О своем Агасфере, Вечном Жиде, Жуковский думал до последней минуты; он – любимое дитя, может быть, гораздо больше живых детей Жуковского; он – неизменный постоялец, который и не собирается никуда съезжать, а выставить его за дверь – дело сродни злодейству; он – тот бледный огонь, который жжет, но не сжигает, звук, который свербит в голове и не дает покоя. Если это так, если это действительно форма бытия, то загадка Агасфера – это загадка Жуковского.

 

Я же загадки разгадывать не умею и вряд ли хочу научиться…

Между тем, сама легенда такова.

Когда Христа вели на Голгофу под бременем креста, Он остановился для краткого отдыха у дверей в дом Агасфера.
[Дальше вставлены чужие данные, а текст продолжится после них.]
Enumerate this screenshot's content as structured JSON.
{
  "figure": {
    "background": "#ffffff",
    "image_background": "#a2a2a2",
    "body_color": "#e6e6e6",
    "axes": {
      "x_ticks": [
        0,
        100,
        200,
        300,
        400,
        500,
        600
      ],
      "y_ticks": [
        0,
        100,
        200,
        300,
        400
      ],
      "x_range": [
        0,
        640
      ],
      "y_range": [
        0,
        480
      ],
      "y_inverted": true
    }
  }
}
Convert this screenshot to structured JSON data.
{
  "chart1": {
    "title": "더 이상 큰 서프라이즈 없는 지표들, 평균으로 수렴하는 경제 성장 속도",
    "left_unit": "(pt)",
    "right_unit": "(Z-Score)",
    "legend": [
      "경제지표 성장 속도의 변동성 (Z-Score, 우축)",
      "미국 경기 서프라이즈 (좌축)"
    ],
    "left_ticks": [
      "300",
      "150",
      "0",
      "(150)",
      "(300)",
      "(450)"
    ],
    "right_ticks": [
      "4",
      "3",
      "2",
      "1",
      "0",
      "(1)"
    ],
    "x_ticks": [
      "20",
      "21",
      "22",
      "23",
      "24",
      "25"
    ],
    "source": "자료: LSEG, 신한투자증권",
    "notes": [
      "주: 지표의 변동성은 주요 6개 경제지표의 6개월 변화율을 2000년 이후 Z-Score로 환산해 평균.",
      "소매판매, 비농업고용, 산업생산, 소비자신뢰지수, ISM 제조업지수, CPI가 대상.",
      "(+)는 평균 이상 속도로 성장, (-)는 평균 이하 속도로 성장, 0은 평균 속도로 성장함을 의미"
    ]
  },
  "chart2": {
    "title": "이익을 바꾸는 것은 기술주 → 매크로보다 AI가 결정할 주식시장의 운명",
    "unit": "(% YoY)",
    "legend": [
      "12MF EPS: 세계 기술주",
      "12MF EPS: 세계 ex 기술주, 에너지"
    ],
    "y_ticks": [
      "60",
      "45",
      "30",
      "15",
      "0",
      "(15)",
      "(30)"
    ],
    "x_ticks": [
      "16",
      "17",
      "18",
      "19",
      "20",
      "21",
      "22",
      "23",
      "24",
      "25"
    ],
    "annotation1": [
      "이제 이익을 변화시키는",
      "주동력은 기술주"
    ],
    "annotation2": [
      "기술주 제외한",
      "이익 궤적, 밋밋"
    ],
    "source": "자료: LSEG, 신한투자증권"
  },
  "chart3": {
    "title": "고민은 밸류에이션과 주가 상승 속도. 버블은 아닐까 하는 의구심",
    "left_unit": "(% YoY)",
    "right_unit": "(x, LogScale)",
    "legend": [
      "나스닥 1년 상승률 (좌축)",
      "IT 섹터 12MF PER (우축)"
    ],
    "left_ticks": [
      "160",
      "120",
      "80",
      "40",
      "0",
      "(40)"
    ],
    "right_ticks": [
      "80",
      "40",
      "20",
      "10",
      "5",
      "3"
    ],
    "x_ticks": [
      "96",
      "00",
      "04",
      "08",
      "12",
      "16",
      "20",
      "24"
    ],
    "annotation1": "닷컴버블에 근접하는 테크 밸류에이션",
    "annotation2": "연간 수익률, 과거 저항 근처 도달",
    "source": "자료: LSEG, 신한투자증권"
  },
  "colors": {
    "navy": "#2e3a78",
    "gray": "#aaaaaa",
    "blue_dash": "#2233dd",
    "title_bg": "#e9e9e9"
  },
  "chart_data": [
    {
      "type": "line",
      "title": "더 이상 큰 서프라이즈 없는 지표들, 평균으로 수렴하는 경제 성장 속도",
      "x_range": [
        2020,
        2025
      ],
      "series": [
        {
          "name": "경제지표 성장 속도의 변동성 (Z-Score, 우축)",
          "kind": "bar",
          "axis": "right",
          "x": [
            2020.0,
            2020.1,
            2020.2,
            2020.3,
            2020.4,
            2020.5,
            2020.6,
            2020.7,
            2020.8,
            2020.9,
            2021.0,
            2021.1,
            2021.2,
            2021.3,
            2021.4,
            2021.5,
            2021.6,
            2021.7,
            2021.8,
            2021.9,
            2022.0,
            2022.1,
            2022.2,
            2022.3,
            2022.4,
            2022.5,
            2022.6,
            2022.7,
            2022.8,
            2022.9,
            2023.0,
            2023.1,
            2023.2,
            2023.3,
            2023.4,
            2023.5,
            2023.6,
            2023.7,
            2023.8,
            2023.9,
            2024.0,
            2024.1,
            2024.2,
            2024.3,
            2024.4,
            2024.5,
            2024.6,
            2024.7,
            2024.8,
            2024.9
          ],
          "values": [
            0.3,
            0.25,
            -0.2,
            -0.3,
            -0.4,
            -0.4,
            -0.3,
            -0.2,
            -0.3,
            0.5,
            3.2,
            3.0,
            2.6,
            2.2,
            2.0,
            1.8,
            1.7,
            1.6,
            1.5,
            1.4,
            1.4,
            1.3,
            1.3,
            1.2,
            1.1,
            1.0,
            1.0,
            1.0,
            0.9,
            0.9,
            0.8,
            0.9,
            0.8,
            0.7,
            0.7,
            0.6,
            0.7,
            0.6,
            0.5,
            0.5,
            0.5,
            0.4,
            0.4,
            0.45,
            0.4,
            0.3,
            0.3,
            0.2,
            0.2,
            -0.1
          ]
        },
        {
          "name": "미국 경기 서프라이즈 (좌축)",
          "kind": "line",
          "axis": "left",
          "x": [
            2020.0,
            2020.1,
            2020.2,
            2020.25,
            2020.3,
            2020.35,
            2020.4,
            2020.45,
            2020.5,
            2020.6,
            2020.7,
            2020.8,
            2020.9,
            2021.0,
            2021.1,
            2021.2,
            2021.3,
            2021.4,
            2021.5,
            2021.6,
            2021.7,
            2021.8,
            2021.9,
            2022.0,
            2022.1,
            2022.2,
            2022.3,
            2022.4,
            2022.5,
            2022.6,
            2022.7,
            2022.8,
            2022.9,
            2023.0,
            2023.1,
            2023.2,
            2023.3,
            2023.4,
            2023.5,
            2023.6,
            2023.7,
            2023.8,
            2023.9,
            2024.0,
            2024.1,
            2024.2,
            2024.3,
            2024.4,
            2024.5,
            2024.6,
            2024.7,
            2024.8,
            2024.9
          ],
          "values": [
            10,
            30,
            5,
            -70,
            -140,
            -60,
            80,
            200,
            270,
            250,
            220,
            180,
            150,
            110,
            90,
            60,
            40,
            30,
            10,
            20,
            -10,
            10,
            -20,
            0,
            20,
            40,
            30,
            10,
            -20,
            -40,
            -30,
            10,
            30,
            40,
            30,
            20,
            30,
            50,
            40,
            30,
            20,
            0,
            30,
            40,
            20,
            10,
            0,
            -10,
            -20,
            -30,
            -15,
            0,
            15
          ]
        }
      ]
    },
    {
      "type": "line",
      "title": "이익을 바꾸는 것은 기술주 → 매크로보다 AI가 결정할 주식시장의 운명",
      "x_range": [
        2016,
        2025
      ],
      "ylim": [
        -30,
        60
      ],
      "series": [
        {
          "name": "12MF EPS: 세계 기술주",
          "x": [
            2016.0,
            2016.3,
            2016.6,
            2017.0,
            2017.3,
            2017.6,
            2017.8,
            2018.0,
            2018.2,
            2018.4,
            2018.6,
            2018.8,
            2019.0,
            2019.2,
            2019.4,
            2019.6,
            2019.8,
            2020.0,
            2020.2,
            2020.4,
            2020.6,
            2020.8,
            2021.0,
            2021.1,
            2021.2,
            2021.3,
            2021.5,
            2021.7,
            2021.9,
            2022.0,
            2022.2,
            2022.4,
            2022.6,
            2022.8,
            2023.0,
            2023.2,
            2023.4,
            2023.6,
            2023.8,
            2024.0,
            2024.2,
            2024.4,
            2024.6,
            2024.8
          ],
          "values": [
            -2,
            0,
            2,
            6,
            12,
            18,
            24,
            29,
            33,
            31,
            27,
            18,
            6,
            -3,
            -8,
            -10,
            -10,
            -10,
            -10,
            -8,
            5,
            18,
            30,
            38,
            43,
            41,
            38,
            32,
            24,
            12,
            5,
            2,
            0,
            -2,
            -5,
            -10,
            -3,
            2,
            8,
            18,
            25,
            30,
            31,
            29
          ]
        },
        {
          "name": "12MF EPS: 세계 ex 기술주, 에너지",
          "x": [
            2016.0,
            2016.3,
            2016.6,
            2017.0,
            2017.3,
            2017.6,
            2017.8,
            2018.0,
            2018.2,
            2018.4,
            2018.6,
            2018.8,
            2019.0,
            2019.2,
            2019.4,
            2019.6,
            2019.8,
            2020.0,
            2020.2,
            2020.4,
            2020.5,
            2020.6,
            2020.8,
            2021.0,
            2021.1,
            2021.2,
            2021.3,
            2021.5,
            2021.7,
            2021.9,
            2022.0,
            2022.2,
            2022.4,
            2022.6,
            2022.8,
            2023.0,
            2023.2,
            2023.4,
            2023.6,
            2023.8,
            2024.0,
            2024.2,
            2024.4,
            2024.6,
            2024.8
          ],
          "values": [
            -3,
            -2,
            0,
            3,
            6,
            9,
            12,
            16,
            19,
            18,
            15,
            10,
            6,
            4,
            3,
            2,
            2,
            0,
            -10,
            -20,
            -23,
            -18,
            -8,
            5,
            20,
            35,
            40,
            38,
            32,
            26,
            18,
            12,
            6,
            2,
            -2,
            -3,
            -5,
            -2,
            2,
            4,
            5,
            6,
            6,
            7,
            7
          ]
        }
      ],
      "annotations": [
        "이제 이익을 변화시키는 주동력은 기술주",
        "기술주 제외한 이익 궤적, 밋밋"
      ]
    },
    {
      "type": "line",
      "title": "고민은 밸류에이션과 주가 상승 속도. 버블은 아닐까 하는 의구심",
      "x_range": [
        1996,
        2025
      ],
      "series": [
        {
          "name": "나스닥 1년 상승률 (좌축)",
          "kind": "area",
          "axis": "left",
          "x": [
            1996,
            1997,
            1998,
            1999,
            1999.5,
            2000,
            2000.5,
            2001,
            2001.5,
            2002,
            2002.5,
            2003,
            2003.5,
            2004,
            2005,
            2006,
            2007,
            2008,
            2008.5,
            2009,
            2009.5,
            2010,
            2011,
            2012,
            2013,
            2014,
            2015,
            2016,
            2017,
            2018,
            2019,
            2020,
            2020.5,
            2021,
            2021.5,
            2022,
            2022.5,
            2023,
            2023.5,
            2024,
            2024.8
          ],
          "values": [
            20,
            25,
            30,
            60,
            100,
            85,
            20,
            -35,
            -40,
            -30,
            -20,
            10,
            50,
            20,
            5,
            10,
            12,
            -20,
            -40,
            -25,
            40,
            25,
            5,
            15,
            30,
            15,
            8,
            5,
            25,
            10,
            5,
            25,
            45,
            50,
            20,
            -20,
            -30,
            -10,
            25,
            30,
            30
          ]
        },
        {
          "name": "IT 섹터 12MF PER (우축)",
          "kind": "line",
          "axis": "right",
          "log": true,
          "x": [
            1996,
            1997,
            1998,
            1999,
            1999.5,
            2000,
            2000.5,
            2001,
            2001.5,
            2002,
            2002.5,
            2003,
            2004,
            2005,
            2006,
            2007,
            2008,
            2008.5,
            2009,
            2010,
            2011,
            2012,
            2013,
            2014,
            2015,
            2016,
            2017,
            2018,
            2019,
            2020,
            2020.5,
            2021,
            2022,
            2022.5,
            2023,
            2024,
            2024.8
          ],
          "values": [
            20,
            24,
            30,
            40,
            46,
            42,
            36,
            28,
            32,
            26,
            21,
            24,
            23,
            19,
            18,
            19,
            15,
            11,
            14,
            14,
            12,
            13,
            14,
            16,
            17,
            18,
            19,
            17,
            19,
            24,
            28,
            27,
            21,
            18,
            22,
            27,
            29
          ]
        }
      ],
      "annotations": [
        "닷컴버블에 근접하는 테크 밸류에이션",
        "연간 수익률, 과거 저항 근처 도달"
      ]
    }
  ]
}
Хозяин же оттолкнул Его и велел идти дальше. Христос посмотрел в глаза Агасферу и сказал: «Ты не умрешь, пока Я не приду».

За свое преступление Агасфер был наказан бессмертием, обречен был на скитания и мучения совести, дожидаясь второго пришествия Христа, Который должен был снять с него зарок.

На этом бесконечном пути Агасфер обязан был искупить свой грех. Сам свет бессмертия становится тьмой его наказания, а печать проклятия – светом милости Избравшего его.

Агасфер не может быть понят – разве лишь истолкован; он не может быть вычерчен – разве лишь смутно очерчен. Поиск души Агасфера – те же сумерки, в которых и он сам.

Выбор Жуковского пал именно на Агасфера.

Из брошенных нами причин, объяснений, очеркнем несколько строк – так, поэт пишет в одном из писем: «Тяжелый крест лежит на старых плечах моих, но всякий крест есть благо… Того, что называется земным счастьем, у меня нет…»

Что же тогда есть?

Было бы просто объяснить появление Агасфера в жизни Жуковского только романтически (как это, собственно, делалось и делается) – что ни говори, сама легенда дает простор для романтического мышления, и это бросается в глаза сразу же. История Агасфера дает возможность «исповедоваться страннику», выговориться – бесконечная неприкаянность Жуковского, подорожье его жизни, с его поздним счастьем, особенно близка по духу средневековому герою. Казалось, бесприютная душа Жуковского нашла свое поэтическое пристанище.

Но она также нашла и Одиссея, которого Жуковский перекрестил для России, – нашла «персонификацию дороги». Усталому путнику можно было бы остановиться, ограничиться античной чистотой, ясностью и размеренностью и не искать себе в попутчики еще одного, но уже смутного, ночного странника.

И вот здесь, вдруг самым очевидным образом стало понятно – суть не в дороге, не в романтическом странствовании, не во внешней похожести утекавшей жизни. Не это интуитивно выбрал Жуковский, даже если мы видим его Агасфера именно странником, почти смирившимся со своим положением. Не дорогу…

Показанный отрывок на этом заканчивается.